Могу и еще: Маркс, Ленин, Сталин. Еще мало? Так я могу и еще суперфляй
назвать:
"коммунистическая партия". Самый что ни на есть суперфляйный суперфляй!
Мы с тобой в восемнадцатом году за коммунизм кровь проливали и умереть
готовы были, а ведь коммунизма-то и нет! Не в СССР его нет, про СССР и
говорить нечего, а вообще его нет! Вообще! Суперфляй для дураков есть, а
коммунизма нет и быть не может, потому что борьба не за коммунизм идет, а
за то - кто наверху? у кого вожжи в руках? - властно и даже грозно
выпрямился Супрунов. - Только в вожжах дело. Ефрем, только во власти дело,
а совсем не в Марксе - Ленине! Что тебе нужно: суперфляй или вожжи?
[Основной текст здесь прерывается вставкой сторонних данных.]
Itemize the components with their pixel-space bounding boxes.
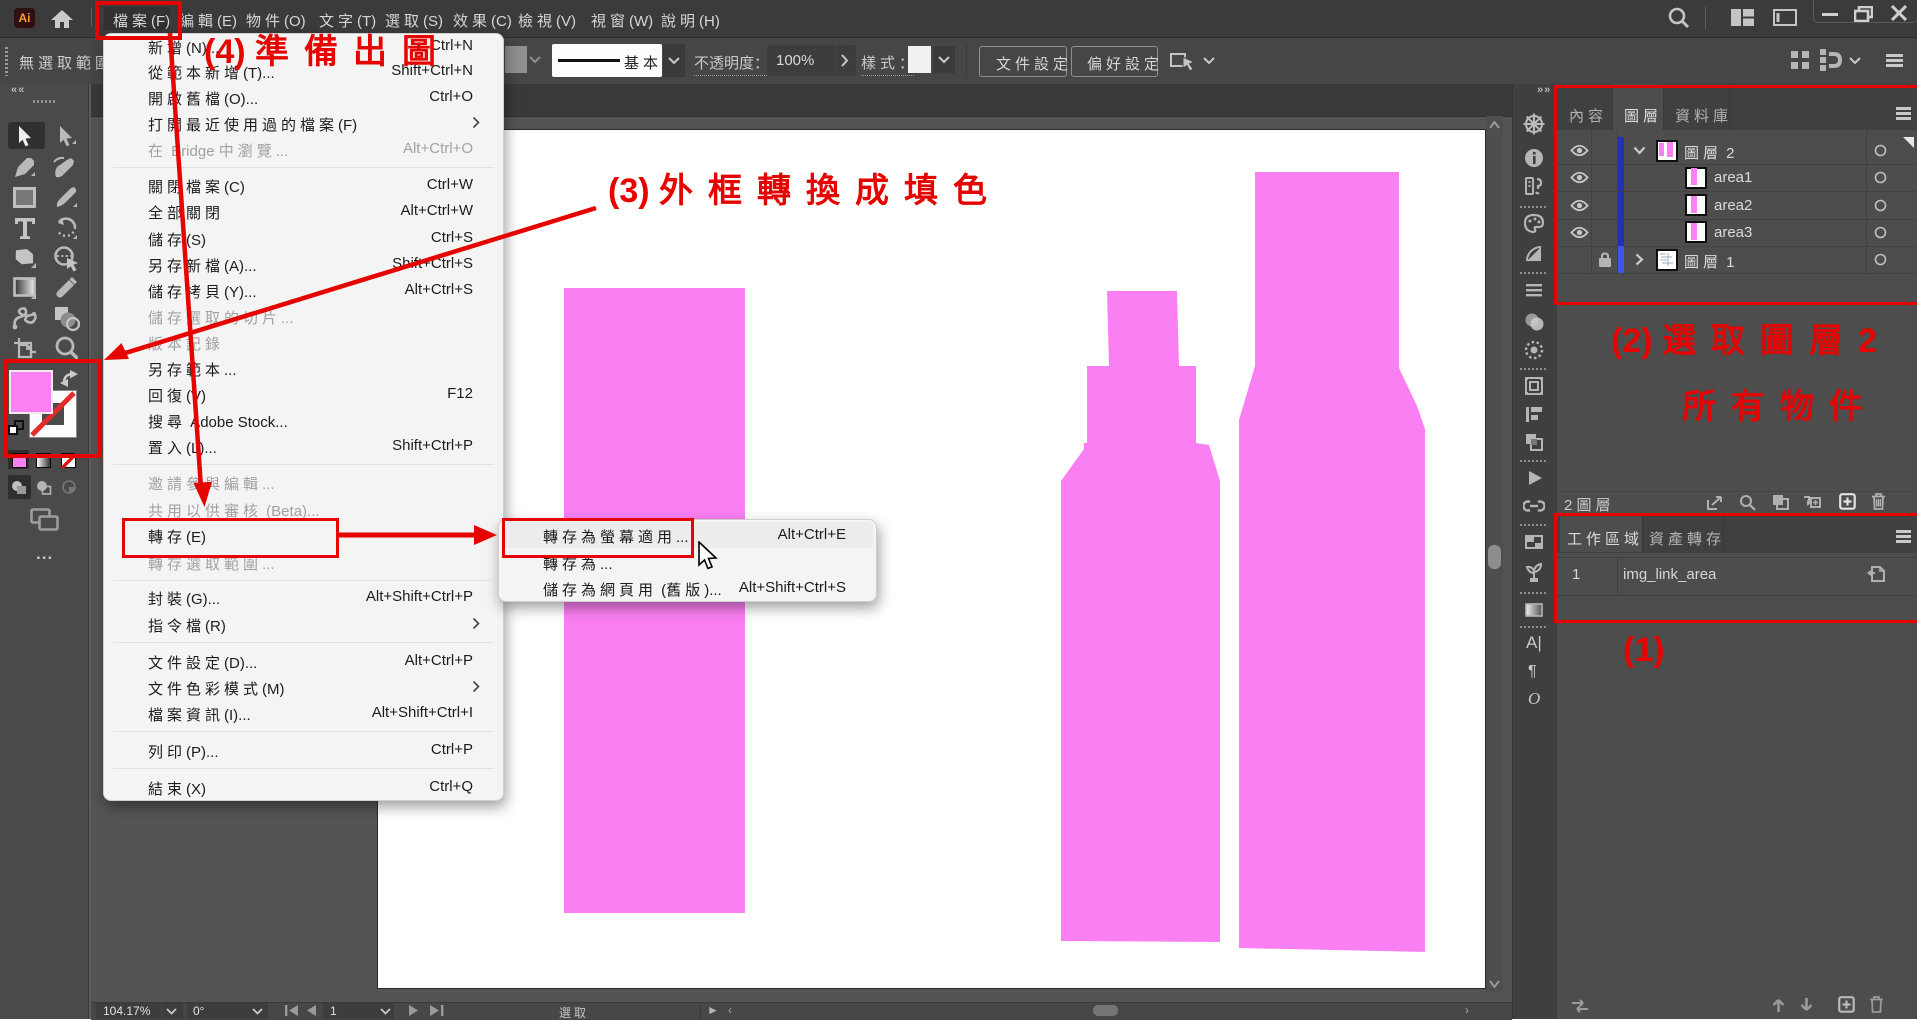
svg-text:O: O (1528, 689, 1540, 708)
svg-text:¶: ¶ (1528, 663, 1537, 680)
svg-text:A|: A| (1526, 633, 1542, 652)
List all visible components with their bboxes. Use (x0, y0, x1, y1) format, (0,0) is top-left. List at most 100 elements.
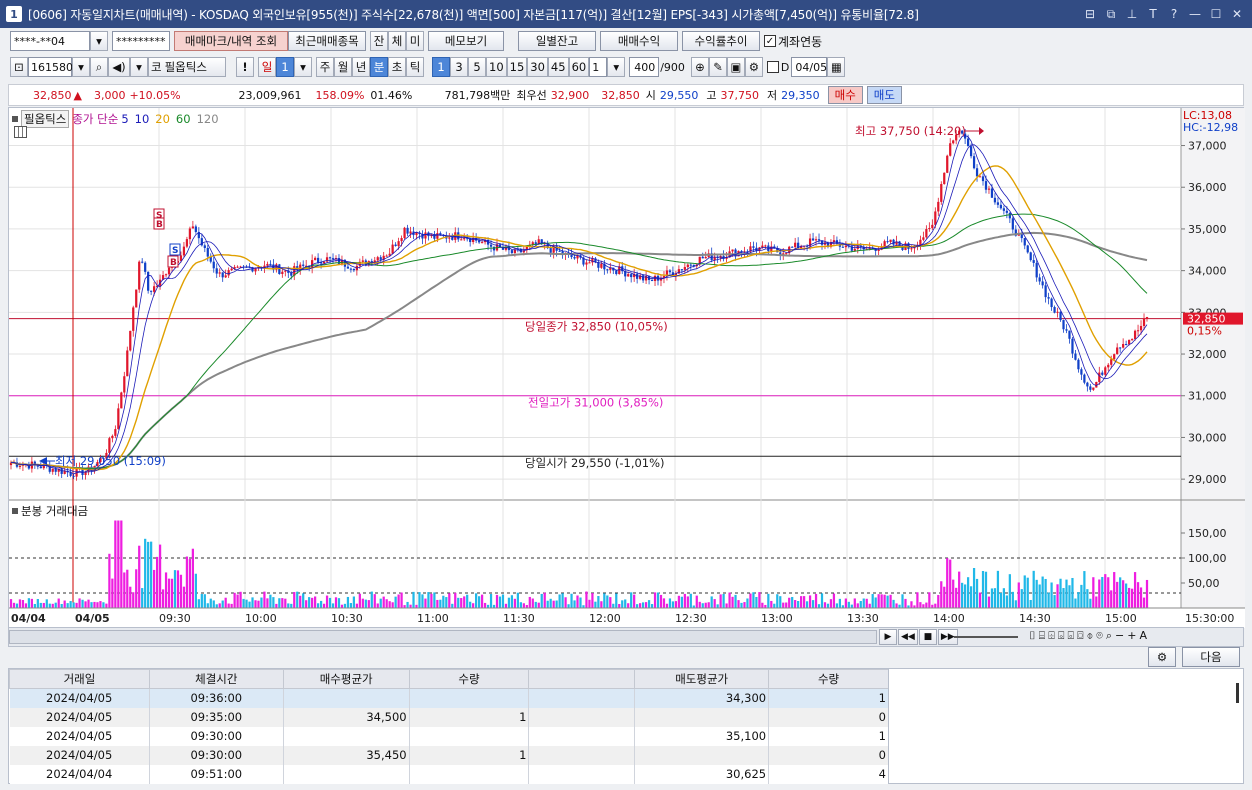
chart-stock-label[interactable]: 필옵틱스 (21, 110, 70, 128)
period-number[interactable]: 1 (276, 57, 294, 77)
period-day-button[interactable]: 일 (258, 57, 276, 77)
scroll-first-icon[interactable]: ◀◀ (898, 629, 918, 645)
minimize-icon[interactable]: — (1188, 7, 1202, 22)
mark-query-button[interactable]: 매매마크/내역 조회 (174, 31, 288, 51)
column-header[interactable]: 체결시간 (148, 669, 284, 689)
table-scrollbar[interactable] (1236, 683, 1239, 703)
interval-input[interactable]: 1 (589, 57, 608, 77)
alert-button[interactable]: ! (236, 57, 254, 77)
interval-45-button[interactable]: 45 (547, 57, 569, 77)
ma-period-120[interactable]: 120 (197, 112, 219, 126)
daily-balance-button[interactable]: 일별잔고 (518, 31, 596, 51)
date-input[interactable]: 04/05 (791, 57, 828, 77)
buy-button[interactable]: 매수 (827, 86, 863, 104)
pin-icon[interactable]: ⊥ (1125, 7, 1139, 22)
column-header[interactable]: 수량 (768, 669, 889, 689)
account-dropdown-icon[interactable]: ▾ (90, 31, 108, 51)
tool-icon-6[interactable]: ⌼ (1077, 629, 1084, 643)
period-month-button[interactable]: 월 (334, 57, 352, 77)
indicator-icon[interactable]: ⊕ (690, 57, 709, 77)
chart-table-icon[interactable] (14, 126, 27, 138)
chart-menu-icon[interactable] (12, 116, 18, 122)
settings-gear-icon[interactable]: ⚙ (744, 57, 763, 77)
period-second-button[interactable]: 초 (388, 57, 406, 77)
trade-profit-button[interactable]: 매매수익 (600, 31, 678, 51)
next-button[interactable]: 다음 (1182, 647, 1240, 667)
period-dropdown-icon[interactable]: ▾ (294, 57, 312, 77)
ma-period-60[interactable]: 60 (176, 112, 191, 126)
volume-menu-icon[interactable] (12, 508, 18, 514)
tab-executed[interactable]: 체 (388, 31, 406, 51)
table-row[interactable]: 2024/04/05 09:30:00 35,450 1 0 (9, 745, 889, 765)
tool-icon-5[interactable]: ⌻ (1067, 629, 1074, 643)
ma-period-10[interactable]: 10 (135, 112, 150, 126)
interval-dropdown-icon[interactable]: ▾ (607, 57, 626, 77)
interval-5-button[interactable]: 5 (468, 57, 486, 77)
tab-unfilled[interactable]: 미 (406, 31, 424, 51)
tool-icon-2[interactable]: ⌸ (1039, 629, 1046, 643)
stock-name-field[interactable]: 코 필옵틱스 (148, 57, 226, 77)
period-year-button[interactable]: 년 (352, 57, 370, 77)
scroll-right-icon[interactable]: ▶ (879, 629, 897, 645)
zoom-in-icon[interactable]: + (1127, 629, 1136, 643)
table-row[interactable]: 2024/04/05 09:36:00 34,300 1 (9, 688, 889, 708)
count-input[interactable]: 400 (629, 57, 660, 77)
interval-1-button[interactable]: 1 (432, 57, 450, 77)
table-row[interactable]: 2024/04/04 09:51:00 30,625 4 (9, 764, 889, 784)
maximize-icon[interactable]: ☐ (1209, 7, 1223, 22)
draw-tool-icon[interactable]: ✎ (708, 57, 727, 77)
tool-icon-7[interactable]: ⌽ (1087, 629, 1094, 643)
interval-3-button[interactable]: 3 (450, 57, 468, 77)
period-minute-button[interactable]: 분 (370, 57, 388, 77)
interval-15-button[interactable]: 15 (506, 57, 528, 77)
column-header[interactable] (528, 669, 636, 689)
tool-icon-4[interactable]: ⌺ (1058, 629, 1065, 643)
text-icon[interactable]: A (1139, 629, 1147, 643)
column-header[interactable]: 수량 (408, 669, 530, 689)
period-tick-button[interactable]: 틱 (406, 57, 424, 77)
stop-icon[interactable]: ■ (918, 629, 937, 645)
column-header[interactable]: 매도평균가 (634, 669, 770, 689)
price-chart[interactable]: 37,00036,00035,00034,00033,00032,00031,0… (9, 108, 1245, 628)
account-link-checkbox[interactable]: ✓ (764, 35, 776, 47)
time-scrollbar[interactable] (9, 630, 877, 644)
sound-icon[interactable]: ◀) (108, 57, 130, 77)
table-row[interactable]: 2024/04/05 09:30:00 35,100 1 (9, 726, 889, 746)
layout-icon[interactable]: ⊟ (1083, 7, 1097, 22)
chart-area[interactable]: 37,00036,00035,00034,00033,00032,00031,0… (8, 107, 1245, 628)
close-icon[interactable]: ✕ (1230, 7, 1244, 22)
sound-dropdown-icon[interactable]: ▾ (130, 57, 148, 77)
ma-period-5[interactable]: 5 (121, 112, 128, 126)
search-icon[interactable]: ⌕ (90, 57, 108, 77)
tab-balance[interactable]: 잔 (370, 31, 388, 51)
code-input[interactable]: 161580 (28, 57, 73, 77)
interval-60-button[interactable]: 60 (568, 57, 590, 77)
memo-button[interactable]: 메모보기 (428, 31, 504, 51)
date-checkbox[interactable] (766, 61, 779, 73)
table-row[interactable]: 2024/04/05 09:35:00 34,500 1 0 (9, 707, 889, 727)
tool-icon-3[interactable]: ⌹ (1048, 629, 1055, 643)
zoom-slider[interactable] (954, 636, 1018, 638)
code-dropdown-icon[interactable]: ▾ (72, 57, 90, 77)
grid-settings-gear-icon[interactable]: ⚙ (1148, 647, 1176, 667)
zoom-out-icon[interactable]: − (1115, 629, 1124, 643)
font-icon[interactable]: T (1146, 7, 1160, 22)
code-list-icon[interactable]: ⊡ (10, 57, 28, 77)
column-header[interactable]: 거래일 (9, 669, 150, 689)
interval-30-button[interactable]: 30 (527, 57, 548, 77)
account-input[interactable]: ****-**04 (10, 31, 90, 51)
help-icon[interactable]: ? (1167, 7, 1181, 22)
zoom-search-icon[interactable]: ⌕ (1106, 629, 1112, 643)
tool-icon-8[interactable]: ⌾ (1096, 629, 1103, 643)
password-input[interactable]: ********* (112, 31, 170, 51)
ma-period-20[interactable]: 20 (155, 112, 170, 126)
save-icon[interactable]: ▣ (726, 57, 745, 77)
link-window-icon[interactable]: ⧉ (1104, 7, 1118, 22)
tool-icon-1[interactable]: ⌷ (1029, 629, 1036, 643)
sell-button[interactable]: 매도 (866, 86, 902, 104)
period-week-button[interactable]: 주 (316, 57, 334, 77)
return-trend-button[interactable]: 수익률추이 (682, 31, 760, 51)
interval-10-button[interactable]: 10 (486, 57, 507, 77)
calendar-icon[interactable]: ▦ (827, 57, 846, 77)
recent-trades-button[interactable]: 최근매매종목 (288, 31, 366, 51)
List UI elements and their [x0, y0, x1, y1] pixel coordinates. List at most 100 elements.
Коммунист ты или большевик? Сможешь ты, ради вожжей, эту самую
коммунистическую партию к стене поставить и сам ей пулю в затылок всадить?
- Я большевик, - уверенно и гордо сказал Любкин.
- Так на черта ж ты Любкина боишься? Что ж ты мне про какую-то
идиотскую измену талдычишь? - откровенно рассердился Супрунов, и Любкин
почувствовал себя в чем-то виноватым. - Большевик, Ефрем, это прямая
линия. Совсем прямая! Большевик и сам к суперфляю не пойдет, и суперфляя в
себе не пустит. Большевик - это если человек в себе, из себя и для себя.
Только в себе и больше ни в ком. А главное, ни в чем. И все, что большевик
делает, он из себя делает, а не из суперфляев.
Полная свобода, совершенная свобода, от всего свобода: только в себе,
только из себя и только для себя. Ничего другого: ни Бога, ни человека, ни
закона. Ни одного суперфляя! А ты говоришь - "измена". Кому измена?
Суперфляю?
- Та-а-а-ак! - очень длинно протянул Любкии. - Пожалуй, оно и так: в
себе, из себя и для себя. Свобода! Ото всего свобода! Но только...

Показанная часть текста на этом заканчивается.